Rennie Ellis: No Standing Only Dancing

26 November 2008

Reviewed by Robert McFarlane

Decent exposures from a gentle chronicler of society's excesses.
 
FOR much of his life Rennie Ellis (1940-2003) was seen as a court jester with a camera - turning up at the social arenas of the rich, famous and unknown in Melbourne and Sydney.

For 30 years he documented the excesses of his era, with public nudity unapologetically a favourite subject. But somehow such exposure seemed absurd, ironic and even poetic when Ellis discovered a seemingly hapless subject nude - in public.

His was a gently satiric eye and, walking along the carefully sequenced pictures at Ellis's retrospective at the National Gallery of Victoria, you may wonder, in this post-Henson era, what all the fuss about nudity is about. And how much Australia has changed in 30 years.

One particular picture is telling. Ellis photographed a section of the crowd at a Calder Park pop festival in 1977. Most are women and oblivious to Ellis. Even the confident young woman clearly the focus of his attention remains dreamily absorbed by the event. Wearing only a crucifix, a necklace of silver stars and a leather bondage collar, the topless woman is barely given a glance by her fellow revellers.
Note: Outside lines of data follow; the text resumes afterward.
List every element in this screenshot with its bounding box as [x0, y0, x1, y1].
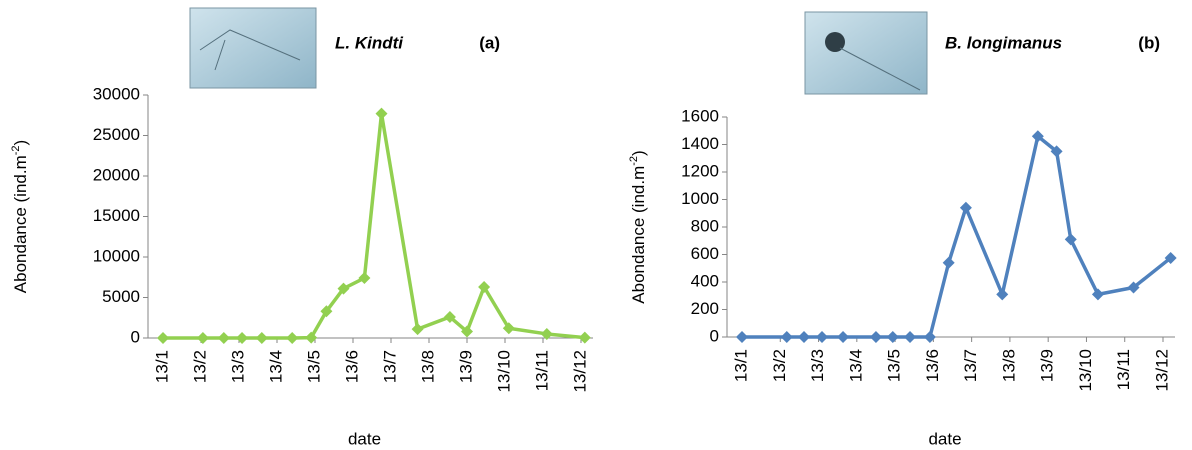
x-tick-label: 13/7 — [961, 349, 980, 382]
y-tick-label: 5000 — [102, 287, 140, 306]
data-marker — [196, 332, 209, 344]
data-marker — [320, 305, 333, 318]
y-tick-label: 10000 — [93, 246, 140, 265]
data-marker — [255, 332, 268, 344]
data-marker — [942, 256, 955, 269]
y-axis-label-part: Abondance (ind.m — [629, 166, 648, 304]
y-axis-label-part: -2 — [10, 145, 22, 155]
data-marker — [996, 288, 1009, 301]
y-tick-label: 800 — [691, 216, 719, 235]
x-tick-label: 13/10 — [494, 350, 513, 393]
y-axis-label-part: -2 — [628, 156, 640, 166]
x-tick-label: 13/11 — [532, 350, 551, 391]
data-marker — [869, 331, 882, 343]
x-tick-label: 13/6 — [342, 350, 361, 383]
data-marker — [780, 331, 793, 343]
x-tick-label: 13/5 — [885, 349, 904, 382]
x-tick-label: 13/3 — [228, 350, 247, 383]
data-marker — [337, 282, 350, 295]
data-marker — [923, 331, 936, 343]
panel-label: (a) — [479, 33, 500, 52]
data-marker — [1064, 233, 1077, 246]
y-axis-label: Abondance (ind.m-2) — [628, 150, 649, 303]
chart-title: L. Kindti — [335, 33, 404, 52]
data-marker — [1050, 145, 1063, 158]
x-tick-label: 13/7 — [380, 350, 399, 383]
data-marker — [358, 272, 371, 285]
chart-title: B. longimanus — [945, 33, 1062, 52]
x-tick-label: 13/6 — [923, 349, 942, 382]
data-line — [742, 134, 1172, 339]
data-marker — [286, 332, 299, 344]
data-marker — [959, 201, 972, 214]
data-marker — [375, 107, 388, 120]
data-marker — [540, 327, 553, 340]
y-tick-label: 30000 — [93, 84, 140, 103]
data-marker — [578, 331, 591, 344]
x-tick-label: 13/1 — [731, 349, 750, 382]
y-tick-label: 20000 — [93, 165, 140, 184]
y-axis-label-part: ) — [629, 150, 648, 156]
y-tick-label: 0 — [131, 327, 140, 346]
x-tick-label: 13/12 — [570, 350, 589, 393]
data-marker — [1031, 130, 1044, 143]
y-tick-label: 1600 — [681, 106, 719, 125]
x-axis-label: date — [348, 429, 381, 448]
y-tick-label: 0 — [710, 326, 719, 345]
y-tick-label: 15000 — [93, 206, 140, 225]
x-tick-label: 13/3 — [808, 349, 827, 382]
x-tick-label: 13/1 — [152, 350, 171, 383]
x-tick-label: 13/10 — [1076, 349, 1095, 392]
data-marker — [837, 331, 850, 343]
x-tick-label: 13/8 — [999, 349, 1018, 382]
y-tick-label: 1000 — [681, 189, 719, 208]
y-axis-label-part: Abondance (ind.m — [11, 155, 30, 293]
data-marker — [478, 280, 491, 293]
data-line — [163, 111, 585, 340]
data-marker — [1127, 281, 1140, 294]
x-tick-label: 13/4 — [266, 350, 285, 383]
x-tick-label: 13/9 — [1038, 349, 1057, 382]
data-marker — [1091, 288, 1104, 301]
y-axis-label-part: ) — [11, 140, 30, 146]
data-marker — [502, 322, 515, 335]
data-marker — [157, 332, 169, 344]
x-tick-label: 13/8 — [418, 350, 437, 383]
specimen-photo — [804, 11, 928, 95]
y-tick-label: 200 — [691, 299, 719, 318]
specimen-sketch — [199, 29, 301, 71]
panel-label: (b) — [1138, 33, 1160, 52]
data-marker — [904, 331, 917, 343]
data-marker — [886, 331, 899, 343]
x-tick-label: 13/5 — [304, 350, 323, 383]
data-marker — [798, 331, 811, 343]
x-tick-label: 13/2 — [190, 350, 209, 383]
data-marker — [411, 323, 424, 336]
x-tick-label: 13/2 — [770, 349, 789, 382]
data-marker — [443, 310, 456, 323]
specimen-sketch — [839, 47, 921, 91]
data-marker — [736, 331, 748, 343]
data-marker — [1164, 251, 1177, 264]
x-tick-label: 13/12 — [1152, 349, 1171, 392]
y-tick-label: 600 — [691, 244, 719, 263]
y-tick-label: 1200 — [681, 161, 719, 180]
y-tick-label: 400 — [691, 271, 719, 290]
y-axis-label: Abondance (ind.m-2) — [10, 140, 31, 293]
data-marker — [236, 332, 249, 344]
specimen-photo — [189, 7, 317, 89]
specimen-sketch — [825, 32, 845, 52]
y-tick-label: 25000 — [93, 125, 140, 144]
data-marker — [305, 331, 318, 344]
data-marker — [217, 332, 230, 344]
x-tick-label: 13/9 — [456, 350, 475, 383]
x-axis-label: date — [928, 429, 961, 448]
x-tick-label: 13/11 — [1114, 349, 1133, 390]
y-tick-label: 1400 — [681, 134, 719, 153]
x-tick-label: 13/4 — [846, 349, 865, 382]
data-marker — [815, 331, 828, 343]
data-marker — [461, 325, 473, 338]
Ellis also recorded the culture of sport in an era when money and huge audiences did not confer unwanted responsibilities as role models on athletes. With concise composition and wry humour, he photographed the prelude to the 1974 Australian rules grand final as Richmond hard man Robert McGhie sits on the MCG boundary, adjusting his shoes while dragging on a freshly lit cigarette.

I never had the chance to ask Ellis whether he regarded himself as a photojournalist. I suspect he would have shied away from anything that labelled his photography. One thing is clear: the gentle persistence of his vision still enriches us today.

There is another revealing picture in the catalogue that accompanies the show. Bob Bourne's 1974 portrait catches a joyful Ellis, all long flowing hair and moustache, raising his battered black Pentax SLR. The lightness with which he holds his camera is palpable.

Ellis would transfer that delicate touch to almost every photograph - from a young woman revealing almost all as she propels herself downwards into a Ferrari in Toorak in 1976 - to an impossibly well groomed Andrew Peacock lunching with his then wife Susan in 1969.

Ellis may not have considered himself a photojournalist but his extensive archive offers intimate access to an Australia tantalisingly now just out of reach.